Mark Tibergien, CEO of Pershing Advisor Solutions, recently said “The seeds of destruction [in the advisory business] are sown in good times.” The good news/bad news is we’ve been having some very good times in the independent advisory industry lately.

Over the past five years, the S&P 500 has nearly doubled, gaining more than 82%. As you might imagine, this is creating some very fertile ground for those seeds of destruction.

The most common mistakes firm owners make stem from assuming that “good times” will continue indefinitely — no matter how many market cycles we go through. During these good times, they grow their businesses to meet an increasing work load while depleting their financial reserves and maxing out their management capabilities.

To make matters worse, the independent advisory business is becoming more complex and competitive as firms get larger by offering more services, adding more technology, and marketing more aggressively. To prepare for these coming challenges, here are steps managers should take:

1. Check a C-Suite.

As advisory businesses grow, their needs change. This is especially true of firms with annual revenues more than $1 million. While attracting new clients will always be a top priority, other concerns begin to increase in importance. For instance, maintaining the quality and consistency of client service becomes essential to retaining existing clients, which also affects the all-important new client referrals.

Growth means financial management becomes more complex, as do the decisions about the future direction of the business. More advisory firms find they need professional help in these areas, often called the C-Suite, comprised of a CEO, a COO and a CFO. Many larger firms also add a chief marketing officer.

This explosion in upper-level management as firms grow is due to each critical area requiring a full-time manager to oversee the growing number of challenges. The days of owner advisors overseeing all the critical management areas of their firms is quickly coming to an end.

2.Put effort into the business.

In addition to other responsibilities, successful business owners need to spend time thinking about and working on their businesses. Just like their employees and clients, their business has needs, too. Budgeting and cash flow, client services, profit margin, client turnover, compliance and new projects are all areas that you’ve got to get right to have a healthy business. This means regularly monitoring these areas and addressing problems promptly.

Owner advisors or CEOs should set aside a day every two weeks to just monitor and think about the needs of the business. In the coming year, it probably will be prudent to do this review more often. (For more on this, see my recent ThinkAdvisor blog “Growing Your Business Is Not Like Being in a Contest.”)

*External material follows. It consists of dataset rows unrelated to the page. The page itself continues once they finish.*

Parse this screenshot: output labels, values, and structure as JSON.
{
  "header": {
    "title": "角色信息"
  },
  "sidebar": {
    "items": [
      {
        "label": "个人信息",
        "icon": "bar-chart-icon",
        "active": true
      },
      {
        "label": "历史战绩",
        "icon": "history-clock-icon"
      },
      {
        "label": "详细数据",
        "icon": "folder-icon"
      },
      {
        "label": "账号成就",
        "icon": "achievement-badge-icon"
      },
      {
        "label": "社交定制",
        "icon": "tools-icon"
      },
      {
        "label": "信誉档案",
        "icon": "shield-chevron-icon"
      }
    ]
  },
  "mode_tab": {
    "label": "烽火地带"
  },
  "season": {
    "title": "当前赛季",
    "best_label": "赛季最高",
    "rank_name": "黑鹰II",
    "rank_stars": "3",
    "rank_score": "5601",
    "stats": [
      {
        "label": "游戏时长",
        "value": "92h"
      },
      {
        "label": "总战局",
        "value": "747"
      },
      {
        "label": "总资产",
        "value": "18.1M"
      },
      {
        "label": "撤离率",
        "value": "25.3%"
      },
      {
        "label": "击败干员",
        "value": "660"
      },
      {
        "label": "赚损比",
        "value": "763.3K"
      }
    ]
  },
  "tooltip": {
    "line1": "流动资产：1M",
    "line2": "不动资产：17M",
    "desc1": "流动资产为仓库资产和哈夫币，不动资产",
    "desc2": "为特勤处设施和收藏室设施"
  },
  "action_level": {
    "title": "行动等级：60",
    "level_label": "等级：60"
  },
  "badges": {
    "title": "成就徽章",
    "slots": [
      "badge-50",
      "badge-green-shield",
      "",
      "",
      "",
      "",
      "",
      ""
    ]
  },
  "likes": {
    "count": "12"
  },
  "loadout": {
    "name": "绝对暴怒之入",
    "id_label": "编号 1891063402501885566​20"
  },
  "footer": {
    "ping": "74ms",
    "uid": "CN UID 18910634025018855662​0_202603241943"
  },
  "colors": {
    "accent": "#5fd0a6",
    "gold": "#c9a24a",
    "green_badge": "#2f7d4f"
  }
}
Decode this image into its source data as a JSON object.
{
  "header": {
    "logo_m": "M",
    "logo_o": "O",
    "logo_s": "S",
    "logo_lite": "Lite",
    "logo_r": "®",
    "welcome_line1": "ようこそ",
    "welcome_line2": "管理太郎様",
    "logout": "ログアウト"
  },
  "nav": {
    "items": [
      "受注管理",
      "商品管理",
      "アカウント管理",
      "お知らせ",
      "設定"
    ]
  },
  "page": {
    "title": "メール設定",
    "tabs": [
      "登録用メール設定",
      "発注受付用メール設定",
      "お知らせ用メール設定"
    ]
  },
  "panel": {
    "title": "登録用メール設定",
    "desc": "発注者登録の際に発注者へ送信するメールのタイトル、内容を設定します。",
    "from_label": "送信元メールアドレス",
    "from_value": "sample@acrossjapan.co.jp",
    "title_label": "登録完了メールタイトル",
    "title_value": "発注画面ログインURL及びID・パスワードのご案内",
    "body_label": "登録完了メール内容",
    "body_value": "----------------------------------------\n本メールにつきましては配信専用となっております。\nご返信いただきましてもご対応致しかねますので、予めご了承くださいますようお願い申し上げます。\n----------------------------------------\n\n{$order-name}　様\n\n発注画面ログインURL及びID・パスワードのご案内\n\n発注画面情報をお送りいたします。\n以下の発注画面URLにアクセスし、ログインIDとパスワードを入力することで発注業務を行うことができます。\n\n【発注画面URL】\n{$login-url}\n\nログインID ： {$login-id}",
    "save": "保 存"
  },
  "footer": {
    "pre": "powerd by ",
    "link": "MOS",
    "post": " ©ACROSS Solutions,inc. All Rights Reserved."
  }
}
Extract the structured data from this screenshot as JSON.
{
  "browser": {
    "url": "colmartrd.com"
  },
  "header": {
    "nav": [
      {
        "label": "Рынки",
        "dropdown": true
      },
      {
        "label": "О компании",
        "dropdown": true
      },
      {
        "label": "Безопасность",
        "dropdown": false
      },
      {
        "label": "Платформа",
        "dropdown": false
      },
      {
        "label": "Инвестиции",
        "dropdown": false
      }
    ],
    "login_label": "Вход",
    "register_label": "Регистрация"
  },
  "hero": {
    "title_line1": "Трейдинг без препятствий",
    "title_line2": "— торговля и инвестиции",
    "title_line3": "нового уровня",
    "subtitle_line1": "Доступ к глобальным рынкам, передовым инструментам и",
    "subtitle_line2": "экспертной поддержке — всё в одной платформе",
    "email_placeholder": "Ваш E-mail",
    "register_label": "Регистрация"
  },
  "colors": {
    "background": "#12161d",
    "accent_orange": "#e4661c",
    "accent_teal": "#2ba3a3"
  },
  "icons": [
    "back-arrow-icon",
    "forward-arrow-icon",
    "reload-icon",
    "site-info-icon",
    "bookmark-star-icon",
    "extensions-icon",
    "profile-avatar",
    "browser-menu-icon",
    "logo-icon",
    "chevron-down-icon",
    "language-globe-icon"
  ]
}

3. Take a new look at advice.

With the explosion of technology, asset management rapidly is becoming a commodity. That’s not to say advisory AUM fees are too high — that jury is still out — but asset management is becoming an “expected” service included with financial advice rather than a differentiator for your firm.

Largely due to the fiduciary discussions at the Department of Labor, at the CFP Board, and most recently, at the SEC, today’s investors are more aware than ever of the differences in the quality of financial advice. This trend is likely to strengthen.

To meet this demand, independent advisors need to become as good at “selling” advice as they are at selling investment management. In fact, the “advice” portion of their pitch to prospective clients should become the main focus.

The broad financial planning approach — which addresses and coordinates all aspects of a client’s financial life — will become increasingly important (as will advisors’ fiduciary duty to put their client’s interests first). Consequently, the future success of advisory firms will depend in large part on their ability to articulate how they use both services to make the lives of their clients better.

4. Protect your brand.

With client revenues increasing at most independent firms these days, another challenge is advisors leaving and taking clients with them. This is not just happening in the broker world with breakaways. We are seeing a large group of advisors at independent firms leave and take clients.

Surprisingly, the cause of this costly exodus isn’t really the advisors involved. In many larger independent firms today, clients are assigned a “client service” person, who is their primary contact with the firm, and it’s this person who most clients form the strongest bond.

Many of today’s lead advisors have noticed these client service relationships. Therefore, when they decide to leave their firm, they take with them the client service person who has worked with their clients. Ironically, it seems that clients are more likely to follow with the CSR than they are their advisor alone.

The good news is that there’s a fairly easy fix for this situation within your organizational strategy. I’ve recommended that firms stop assigning CSRs to specific clients and, instead, rotate client calls among all their CSRs.

That way, clients form an attachment to the high quality of service they get from the firm, rather than a specific person — and therefore are far less likely to leave the firm with a CSR or an advisor.

5. Review your service model.

Millennial generation advisors are creating a new advisory model that’s targeted to the needs of millennial investors.

The bad news is with their clear separation of advice from asset management, it’s very different from today’s Baby Boom/GenX approach. The good news is to add this new model to an existing old-school firm, all you need to do is hire a millennial advisor and let her/him do her/his thing.

The key to this new millennial advisory model is simply charging a relatively low monthly fee for financial advice ($150) and then directing the clients where to open their own investment management accounts and how to allocate them.

By dealing with their clients exclusively online or on the phone, millennial advisors can deal with three times the number of clients of traditional advisors, which makes this model very profitable and less labor intensive.

With a possible market correction looming, the flat-fee millennial model will become a much-sought-after addition to many traditional firms in the coming new year.

6. Manage your bridges.

To survive and prosper in the new year, owner advisors are going to have to take a hard look at their “bridges.” Staying competitive and doing what’s right for your business is going to require some changes, and some may be harsh.

The key will be staying true to your goals while taking a hard look at virtually every facet of your business and making required changes. For example, some employees and/or partners may not fit anymore or your service model may not be right for the future (vs., say, the new millennial model).

The vendors custodians or broker-dealers that you’ve worked with for years may not serve your needs any longer. Even some clients may not be a good fit anymore.

For many of today’s independent advisory firms, success in the coming new year and beyond is going to require making big changes. In my experience, if you’re not ready to do something different, you’re not ready to grow.

The only things you shouldn’t change are your values and your goals.

In the coming year, financial advice will be pivotal and challenging for the entire industry. As you see changes occur, remember the key to surviving the seeds of destruction is how you manage your bridges: Some bridges you build, some you maintain, and some you burn.